Today we have highlighted the plight of a young Kiwi expat in Australia looking to come home. But she has a degenerative disease alleviated by a new drug that Australia funds and New Zealand does not.

Natalie Edwards, 16, will need to come home to go to university because she would be charged overseas student fees to study in Australia where she has been, with her family, for six years.

She is in a terrible bind, denied affordable tertiary education on one side of the Tasman, denied affordable medicine she needs on the other.


New Zealanders cannot do much to change Australia's treatment of our expats but we can do something to change drug funding here.

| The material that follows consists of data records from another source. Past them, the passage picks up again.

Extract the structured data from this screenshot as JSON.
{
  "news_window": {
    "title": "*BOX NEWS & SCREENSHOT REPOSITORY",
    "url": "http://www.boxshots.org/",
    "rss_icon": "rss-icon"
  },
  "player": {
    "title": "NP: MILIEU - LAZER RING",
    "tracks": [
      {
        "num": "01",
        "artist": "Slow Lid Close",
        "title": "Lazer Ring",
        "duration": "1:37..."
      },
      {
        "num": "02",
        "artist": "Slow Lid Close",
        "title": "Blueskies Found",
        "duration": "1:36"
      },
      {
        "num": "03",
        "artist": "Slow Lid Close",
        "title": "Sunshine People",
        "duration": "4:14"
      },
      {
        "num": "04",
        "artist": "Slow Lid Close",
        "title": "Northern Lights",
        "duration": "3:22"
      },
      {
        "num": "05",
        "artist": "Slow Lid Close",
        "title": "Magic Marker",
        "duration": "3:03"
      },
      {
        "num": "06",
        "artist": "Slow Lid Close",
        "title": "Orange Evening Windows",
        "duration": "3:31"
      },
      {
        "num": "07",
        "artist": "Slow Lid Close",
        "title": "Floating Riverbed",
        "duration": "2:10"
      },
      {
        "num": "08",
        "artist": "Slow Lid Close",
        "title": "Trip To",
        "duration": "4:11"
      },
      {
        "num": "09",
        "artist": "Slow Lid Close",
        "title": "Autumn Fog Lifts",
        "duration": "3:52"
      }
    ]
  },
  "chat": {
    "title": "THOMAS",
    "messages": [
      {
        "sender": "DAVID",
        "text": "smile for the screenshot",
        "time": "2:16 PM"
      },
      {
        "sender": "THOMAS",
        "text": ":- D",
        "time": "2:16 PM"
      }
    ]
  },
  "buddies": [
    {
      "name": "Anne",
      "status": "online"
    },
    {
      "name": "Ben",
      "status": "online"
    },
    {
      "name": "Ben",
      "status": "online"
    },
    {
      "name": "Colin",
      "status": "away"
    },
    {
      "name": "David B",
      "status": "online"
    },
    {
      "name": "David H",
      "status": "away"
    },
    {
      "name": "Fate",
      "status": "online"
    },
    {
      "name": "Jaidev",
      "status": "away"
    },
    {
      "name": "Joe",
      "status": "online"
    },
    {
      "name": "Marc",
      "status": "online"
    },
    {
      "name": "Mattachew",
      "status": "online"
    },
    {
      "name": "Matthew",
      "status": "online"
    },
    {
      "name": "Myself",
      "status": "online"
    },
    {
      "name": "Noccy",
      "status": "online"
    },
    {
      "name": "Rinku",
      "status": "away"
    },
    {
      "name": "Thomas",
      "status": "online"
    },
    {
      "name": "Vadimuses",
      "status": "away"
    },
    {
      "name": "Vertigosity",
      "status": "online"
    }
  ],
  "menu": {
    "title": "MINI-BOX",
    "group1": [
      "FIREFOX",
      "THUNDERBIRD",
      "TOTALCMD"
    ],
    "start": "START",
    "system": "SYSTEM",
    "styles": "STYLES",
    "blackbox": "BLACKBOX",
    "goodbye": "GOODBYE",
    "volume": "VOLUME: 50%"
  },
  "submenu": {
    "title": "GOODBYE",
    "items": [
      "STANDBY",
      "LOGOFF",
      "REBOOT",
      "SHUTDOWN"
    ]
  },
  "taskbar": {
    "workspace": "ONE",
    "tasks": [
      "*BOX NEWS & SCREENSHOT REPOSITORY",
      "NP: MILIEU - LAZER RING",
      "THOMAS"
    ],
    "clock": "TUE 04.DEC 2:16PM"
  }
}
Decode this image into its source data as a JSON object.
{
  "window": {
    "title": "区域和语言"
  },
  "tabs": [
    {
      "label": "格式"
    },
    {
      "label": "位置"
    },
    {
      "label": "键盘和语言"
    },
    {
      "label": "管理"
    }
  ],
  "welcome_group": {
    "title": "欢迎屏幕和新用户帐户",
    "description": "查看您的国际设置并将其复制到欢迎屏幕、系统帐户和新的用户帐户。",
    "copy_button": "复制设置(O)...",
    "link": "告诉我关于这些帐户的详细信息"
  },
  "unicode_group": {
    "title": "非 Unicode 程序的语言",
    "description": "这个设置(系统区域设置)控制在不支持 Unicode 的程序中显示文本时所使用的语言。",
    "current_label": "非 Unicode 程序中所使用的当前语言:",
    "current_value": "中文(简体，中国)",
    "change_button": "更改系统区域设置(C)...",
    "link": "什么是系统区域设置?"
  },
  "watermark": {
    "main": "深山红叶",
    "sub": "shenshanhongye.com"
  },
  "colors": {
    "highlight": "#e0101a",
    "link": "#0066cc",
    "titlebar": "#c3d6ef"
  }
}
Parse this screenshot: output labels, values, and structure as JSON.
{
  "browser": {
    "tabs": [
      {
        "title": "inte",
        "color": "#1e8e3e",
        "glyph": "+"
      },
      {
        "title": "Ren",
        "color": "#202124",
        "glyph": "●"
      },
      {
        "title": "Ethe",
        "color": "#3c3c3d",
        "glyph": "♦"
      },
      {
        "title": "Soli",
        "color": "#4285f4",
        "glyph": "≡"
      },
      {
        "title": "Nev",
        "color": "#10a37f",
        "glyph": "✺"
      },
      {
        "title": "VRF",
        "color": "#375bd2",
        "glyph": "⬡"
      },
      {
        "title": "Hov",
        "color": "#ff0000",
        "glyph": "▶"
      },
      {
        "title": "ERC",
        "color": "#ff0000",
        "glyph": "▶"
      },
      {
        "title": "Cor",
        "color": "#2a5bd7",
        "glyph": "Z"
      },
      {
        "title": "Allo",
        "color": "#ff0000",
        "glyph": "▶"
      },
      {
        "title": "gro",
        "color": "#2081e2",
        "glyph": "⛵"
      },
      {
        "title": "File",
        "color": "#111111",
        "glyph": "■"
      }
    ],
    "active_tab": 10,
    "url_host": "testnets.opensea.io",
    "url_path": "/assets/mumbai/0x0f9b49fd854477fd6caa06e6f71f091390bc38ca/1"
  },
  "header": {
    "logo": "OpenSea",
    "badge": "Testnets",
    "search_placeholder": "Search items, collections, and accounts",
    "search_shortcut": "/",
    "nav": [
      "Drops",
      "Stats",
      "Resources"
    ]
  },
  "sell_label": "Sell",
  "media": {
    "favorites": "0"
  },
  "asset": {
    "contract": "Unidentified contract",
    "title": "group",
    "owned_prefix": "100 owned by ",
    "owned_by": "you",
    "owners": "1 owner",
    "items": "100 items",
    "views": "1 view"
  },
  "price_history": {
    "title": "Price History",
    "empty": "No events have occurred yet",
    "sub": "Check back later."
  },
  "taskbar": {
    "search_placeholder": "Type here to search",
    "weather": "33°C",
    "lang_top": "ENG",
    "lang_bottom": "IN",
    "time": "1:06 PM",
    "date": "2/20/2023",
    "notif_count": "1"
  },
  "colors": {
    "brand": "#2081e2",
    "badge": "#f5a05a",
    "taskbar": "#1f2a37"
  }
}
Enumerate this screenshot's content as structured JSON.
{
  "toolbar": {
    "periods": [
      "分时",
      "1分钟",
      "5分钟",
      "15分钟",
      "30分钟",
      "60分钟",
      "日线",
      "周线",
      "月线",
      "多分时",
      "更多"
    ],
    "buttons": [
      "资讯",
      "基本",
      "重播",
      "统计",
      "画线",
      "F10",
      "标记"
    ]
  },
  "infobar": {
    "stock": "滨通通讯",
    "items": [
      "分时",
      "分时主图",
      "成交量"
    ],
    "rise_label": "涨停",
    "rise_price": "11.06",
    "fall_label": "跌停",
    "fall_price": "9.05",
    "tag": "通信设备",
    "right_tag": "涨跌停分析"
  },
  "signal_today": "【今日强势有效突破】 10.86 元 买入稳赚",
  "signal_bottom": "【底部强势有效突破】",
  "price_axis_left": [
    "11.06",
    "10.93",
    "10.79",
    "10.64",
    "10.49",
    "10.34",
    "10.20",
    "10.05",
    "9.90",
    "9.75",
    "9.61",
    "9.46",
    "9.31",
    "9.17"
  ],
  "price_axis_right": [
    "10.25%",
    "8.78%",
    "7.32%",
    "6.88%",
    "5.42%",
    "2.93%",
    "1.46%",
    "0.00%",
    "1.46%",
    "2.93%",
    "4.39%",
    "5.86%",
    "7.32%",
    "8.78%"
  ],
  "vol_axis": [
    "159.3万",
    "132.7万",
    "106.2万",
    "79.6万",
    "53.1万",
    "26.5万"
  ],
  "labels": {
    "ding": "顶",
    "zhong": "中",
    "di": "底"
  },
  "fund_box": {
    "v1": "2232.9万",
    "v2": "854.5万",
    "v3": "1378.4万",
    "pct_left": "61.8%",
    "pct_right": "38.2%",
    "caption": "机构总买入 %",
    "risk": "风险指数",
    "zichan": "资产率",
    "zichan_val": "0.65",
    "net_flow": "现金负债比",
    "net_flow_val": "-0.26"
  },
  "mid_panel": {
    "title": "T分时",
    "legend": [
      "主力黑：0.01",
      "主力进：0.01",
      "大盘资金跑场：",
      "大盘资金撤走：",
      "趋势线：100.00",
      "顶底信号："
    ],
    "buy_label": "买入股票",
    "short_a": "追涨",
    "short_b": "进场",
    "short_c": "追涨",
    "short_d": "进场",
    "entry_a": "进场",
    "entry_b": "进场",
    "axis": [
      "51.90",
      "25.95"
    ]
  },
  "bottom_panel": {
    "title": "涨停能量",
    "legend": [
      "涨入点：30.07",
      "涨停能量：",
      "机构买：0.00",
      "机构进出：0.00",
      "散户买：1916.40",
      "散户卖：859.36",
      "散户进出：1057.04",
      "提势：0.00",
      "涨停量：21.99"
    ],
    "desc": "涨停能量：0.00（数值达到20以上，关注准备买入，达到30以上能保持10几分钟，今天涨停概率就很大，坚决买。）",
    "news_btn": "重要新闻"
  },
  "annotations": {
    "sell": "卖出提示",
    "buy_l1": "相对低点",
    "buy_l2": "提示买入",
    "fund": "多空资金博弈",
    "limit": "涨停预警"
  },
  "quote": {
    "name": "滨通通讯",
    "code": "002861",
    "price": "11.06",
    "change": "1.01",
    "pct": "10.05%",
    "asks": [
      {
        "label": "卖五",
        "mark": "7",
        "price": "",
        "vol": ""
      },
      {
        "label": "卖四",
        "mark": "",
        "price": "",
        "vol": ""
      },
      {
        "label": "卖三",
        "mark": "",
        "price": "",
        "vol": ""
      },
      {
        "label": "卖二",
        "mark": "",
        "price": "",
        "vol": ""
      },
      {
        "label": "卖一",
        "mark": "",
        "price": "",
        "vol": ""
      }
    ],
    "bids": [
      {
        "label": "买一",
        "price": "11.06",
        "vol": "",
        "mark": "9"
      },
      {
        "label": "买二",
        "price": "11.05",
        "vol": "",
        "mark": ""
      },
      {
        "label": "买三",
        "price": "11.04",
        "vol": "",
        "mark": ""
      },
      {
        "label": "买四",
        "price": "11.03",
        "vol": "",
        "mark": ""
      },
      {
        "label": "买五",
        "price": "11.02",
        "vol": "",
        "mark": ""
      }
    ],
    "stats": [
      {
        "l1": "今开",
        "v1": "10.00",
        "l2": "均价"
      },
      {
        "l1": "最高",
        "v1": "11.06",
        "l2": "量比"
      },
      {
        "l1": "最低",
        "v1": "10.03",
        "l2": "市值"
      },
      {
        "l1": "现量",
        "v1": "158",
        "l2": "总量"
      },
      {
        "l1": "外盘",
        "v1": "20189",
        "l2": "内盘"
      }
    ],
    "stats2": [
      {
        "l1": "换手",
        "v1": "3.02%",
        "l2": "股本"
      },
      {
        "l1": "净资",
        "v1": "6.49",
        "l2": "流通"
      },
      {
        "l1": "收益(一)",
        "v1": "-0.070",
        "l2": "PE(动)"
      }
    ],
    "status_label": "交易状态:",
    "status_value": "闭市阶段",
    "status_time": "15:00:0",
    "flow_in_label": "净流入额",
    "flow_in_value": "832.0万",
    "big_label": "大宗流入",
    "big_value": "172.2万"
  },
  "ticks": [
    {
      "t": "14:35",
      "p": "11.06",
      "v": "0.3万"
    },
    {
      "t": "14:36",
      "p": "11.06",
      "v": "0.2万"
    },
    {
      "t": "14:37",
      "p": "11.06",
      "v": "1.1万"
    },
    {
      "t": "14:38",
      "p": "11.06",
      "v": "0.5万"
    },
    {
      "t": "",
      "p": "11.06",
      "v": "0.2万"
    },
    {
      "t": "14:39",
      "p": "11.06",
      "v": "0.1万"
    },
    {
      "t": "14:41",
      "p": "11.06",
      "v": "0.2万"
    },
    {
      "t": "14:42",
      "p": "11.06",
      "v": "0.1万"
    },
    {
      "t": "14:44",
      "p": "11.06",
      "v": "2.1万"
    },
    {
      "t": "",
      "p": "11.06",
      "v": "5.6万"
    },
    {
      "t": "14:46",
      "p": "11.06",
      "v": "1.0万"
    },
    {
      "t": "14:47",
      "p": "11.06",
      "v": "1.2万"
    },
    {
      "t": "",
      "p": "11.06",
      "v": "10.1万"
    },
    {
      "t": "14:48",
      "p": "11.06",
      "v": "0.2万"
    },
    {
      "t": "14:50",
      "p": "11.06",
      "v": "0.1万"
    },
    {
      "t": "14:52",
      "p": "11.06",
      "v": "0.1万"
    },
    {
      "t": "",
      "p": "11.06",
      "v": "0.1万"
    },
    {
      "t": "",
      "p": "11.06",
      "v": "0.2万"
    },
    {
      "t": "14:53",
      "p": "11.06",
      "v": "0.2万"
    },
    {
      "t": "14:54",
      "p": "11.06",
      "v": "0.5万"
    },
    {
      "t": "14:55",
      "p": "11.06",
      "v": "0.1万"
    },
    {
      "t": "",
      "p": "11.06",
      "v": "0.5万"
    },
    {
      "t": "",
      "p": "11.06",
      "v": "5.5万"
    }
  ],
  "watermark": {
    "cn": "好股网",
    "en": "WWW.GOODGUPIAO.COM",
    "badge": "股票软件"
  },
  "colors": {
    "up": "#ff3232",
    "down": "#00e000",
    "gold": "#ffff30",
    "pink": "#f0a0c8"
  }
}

Many marched to Parliament last week demanding access to new medicines not funded by Pharmac. More than 17,000 New Zealanders have signed petitions to Parliament.

MPs now have no less than eight petitions in front of them, asking for 26 treatments for six diseases. One petition is for the drug Spinraza that would slow, not cure, Edwards' spinal muscular atrophy.

It would be irresponsible to publicise these cases without addressing the other side of the coin. Health funds are finite, every dollar spent on one drug is a dollar that cannot be spent on others.

And newly developed drugs cost a fortune. Spinraza injections cost around $1 million in the first year alone.

Pharmac does well to ensure its fund provides medicines that offer the most benefit overall. It has deferred a decision on Spinraza pending the outcome of two clinical trials.

The Government is being asked to set up a second fund for giving New Zealanders early access to new and emerging drugs. Pharmac's board chairman, Steve Maharey, supports the idea.

But an early access fund would also be finite. Criteria would be needed.


We would still be faced with heart-rending appeals for drugs that missed the cut and we would continue to wonder why remedies funded for comparable countries are denied here. It may never seem fair.